Insurance Coverage Tailored to a Worker's 'Lyfe'
Small business owner Seth Cammeyer is no stranger to struggling with health-care costs. Cammeyer, CEO of Improveit Home Remodeling in Columbus, Ohio, has a staff of close to 100 workers eligible for health insurance coverage. After years of insurance increases, Cammeyer had seen enough.
"The healthy, young guys and girls got off [the insurance program] and the sick people who were getting older stayed on, driving claims and insurance costs up," Cammeyer said. "It became an unmanageable thing, especially in the last few years with the economy being as it has been. We needed to manage all costs in the business, and needed to be able to help out all employees."
In an effort to reduce his costs earlier this year, he signed the business up with LyfeBank, a company that offers health reimbursement arrangements (HRA) funded by employers and managed individually by employees—lowering costs for both parties and allowing employees to choose the coverage that best suits their needs. LyfeBank Founder Randy Ray likens the company's insurance plans to car insurance plans.
"All the policies are owned by employees, not the employer," Ray said. "It's like car insurance: If you buy a corvette, it's more for your monthly premium. The price of car insurance might go up, but it's your choice to pay for that increase in price."
LyfeBank is located in 15 states across the country and works with every insurance carrier in those states, according to Ray. Employers that sign up with the company develop a budget in which they determine how much they can afford to contribute to each employee's HRA per month. Small businesses can also offer insurance to their part-time and seasonal employees through LyfeBank if they choose.
Close to half of Cammeyer's eligible employees have a LyfeBank plan and Cammeyer offers three levels of contribution for workers depending on their health and marital status-- $150, $300 and $500 per month, per worker.
"It's been a real lifesaver," he said. "I think everyone realizes that when you are spending your own money and managing your own health-care costs, you spend more judiciously."
Ray said on average after six months, clients have $770 built up in their HRA, or LyfeVault account, after premiums are paid. Many have $2,000 to $4,000 saved, and some have more than $10,000, he said. This money can only be taken out for health-care expenses. Any money in the account rolls over year after year and there is no limit on how much money can be added or saved. This HRA money can also be used for supplemental Medicare policies, and Ray said many seniors buy extra coverage with LyfeBank.
Also, all money that employees put into the account is taken out of their paychecks not taxed, and the money employers contribute for their workers is tax deductible. Ray said the company charges employers a $10-per-employee fee.
"For employers, there is no COBRA, no management of benefits or plans, no surprises and no increases," Ray said. "If an employee can't afford to pay the group policy, they don't get benefits. And if their monthly money is not spent, they get it back in their account."
This HRA is also transferrable if an employee changes jobs, according to Leslie Parker, chief marketing officer of LyfeBank, as long as they stay in the same state. Even if your new employer offers insurance through a group carrier, you can renew your policy with LyfeBank, but the money will no longer be taken out pre-tax from your paycheck.

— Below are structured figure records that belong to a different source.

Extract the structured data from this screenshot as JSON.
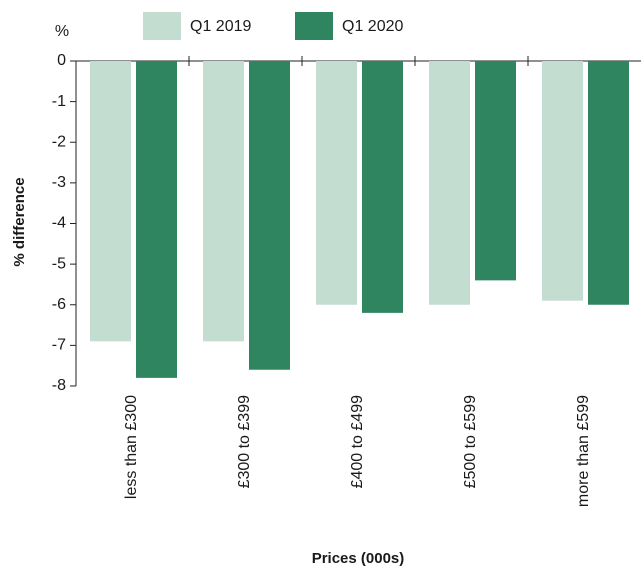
{
  "chart_data": {
    "type": "bar",
    "y_unit": "%",
    "y_label": "% difference",
    "x_label": "Prices (000s)",
    "categories": [
      "less than £300",
      "£300 to £399",
      "£400 to £499",
      "£500 to £599",
      "more than £599"
    ],
    "series": [
      {
        "name": "Q1 2019",
        "color": "#c3ddd1",
        "values": [
          -6.9,
          -6.9,
          -6.0,
          -6.0,
          -5.9
        ]
      },
      {
        "name": "Q1 2020",
        "color": "#2e8560",
        "values": [
          -7.8,
          -7.6,
          -6.2,
          -5.4,
          -6.0
        ]
      }
    ],
    "ylim": [
      -8,
      0
    ],
    "yticks": [
      0,
      -1,
      -2,
      -3,
      -4,
      -5,
      -6,
      -7,
      -8
    ],
    "legend": "top"
  }
}
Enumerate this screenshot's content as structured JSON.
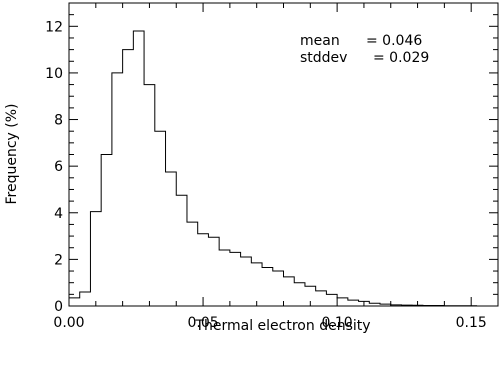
{
  "chart_data": {
    "type": "bar",
    "subtype": "histogram-step",
    "xlabel": "Thermal electron density",
    "ylabel": "Frequency (%)",
    "xlim": [
      0,
      0.16
    ],
    "ylim": [
      0,
      13
    ],
    "x_ticks": [
      0.0,
      0.05,
      0.1,
      0.15
    ],
    "x_tick_labels": [
      "0.00",
      "0.05",
      "0.10",
      "0.15"
    ],
    "y_ticks": [
      0,
      2,
      4,
      6,
      8,
      10,
      12
    ],
    "y_tick_labels": [
      "0",
      "2",
      "4",
      "6",
      "8",
      "10",
      "12"
    ],
    "bin_width": 0.004,
    "bin_starts": [
      0.0,
      0.004,
      0.008,
      0.012,
      0.016,
      0.02,
      0.024,
      0.028,
      0.032,
      0.036,
      0.04,
      0.044,
      0.048,
      0.052,
      0.056,
      0.06,
      0.064,
      0.068,
      0.072,
      0.076,
      0.08,
      0.084,
      0.088,
      0.092,
      0.096,
      0.1,
      0.104,
      0.108,
      0.112,
      0.116,
      0.12,
      0.124,
      0.128,
      0.132,
      0.136,
      0.14,
      0.144,
      0.148,
      0.152,
      0.156
    ],
    "values": [
      0.35,
      0.6,
      4.05,
      6.5,
      10.0,
      11.0,
      11.8,
      9.5,
      7.5,
      5.75,
      4.75,
      3.6,
      3.1,
      2.95,
      2.4,
      2.3,
      2.1,
      1.85,
      1.65,
      1.5,
      1.25,
      1.0,
      0.85,
      0.65,
      0.5,
      0.35,
      0.25,
      0.2,
      0.12,
      0.08,
      0.05,
      0.04,
      0.03,
      0.02,
      0.02,
      0.01,
      0.01,
      0.01,
      0.0,
      0.0
    ],
    "annotations": [
      {
        "label": "mean",
        "value": "= 0.046"
      },
      {
        "label": "stddev",
        "value": "= 0.029"
      }
    ]
  }
}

"Then they can spend down that money in their account [on health care]," Parker said. "It gives that portability for as long as you want. We can provide paid services as long as there is money in your (HRA) account."
LyfeBank works with "thousands of employee customers and hundreds of employer customers," Parker said. While he wouldn’t provide an exact number of clients, Ray said the business is attractive to smaller companies because they can have a set monthly contribution.
Liz Hammack, an officer manager at Sims Honda in Burlington, Wash., said the company uses LyfeBank for its three locations throughout the state after seeing health-care costs continue to increase at alarming rates. The three stores have a total of 130 employees, and only a handful of workers have opted not to receive health-care coverage from Honda through LyfeBank. Before there were individual coverage plans, that number was more like half of all employees, she said.
"We have sales staff that include young single men who were [previously] paying for ob-gyn and maternity care and they will never use them. I was excited to see some of these young people get insurance. There is no law that says you're not going to get cancer at 25."
Sims Honda pays $100, $150 and $200 for employees monthly depending on their job title and time at the company. Hammack said on average, each employee pays less than $200 a month toward their own coverage, and some workers don't even have to have additional money taken from their check toward coverage.
While so many small business owners are losing sleep over providing health-care coverage, Ray is on the opposite end, feeling confident. Once the Affordable Care Act is enacted in 2014, Ray said LyfeBank will continue to operate as it is now, and offer the same services to small businesses.
"I have read the act 20 times, and we believe we are compliant under it," he said. "The employer will continued to make a defined contribution, whatever the amount defined by the Fed will be, and the employee can use the (state health) exchange under LyfeBank to buy policies."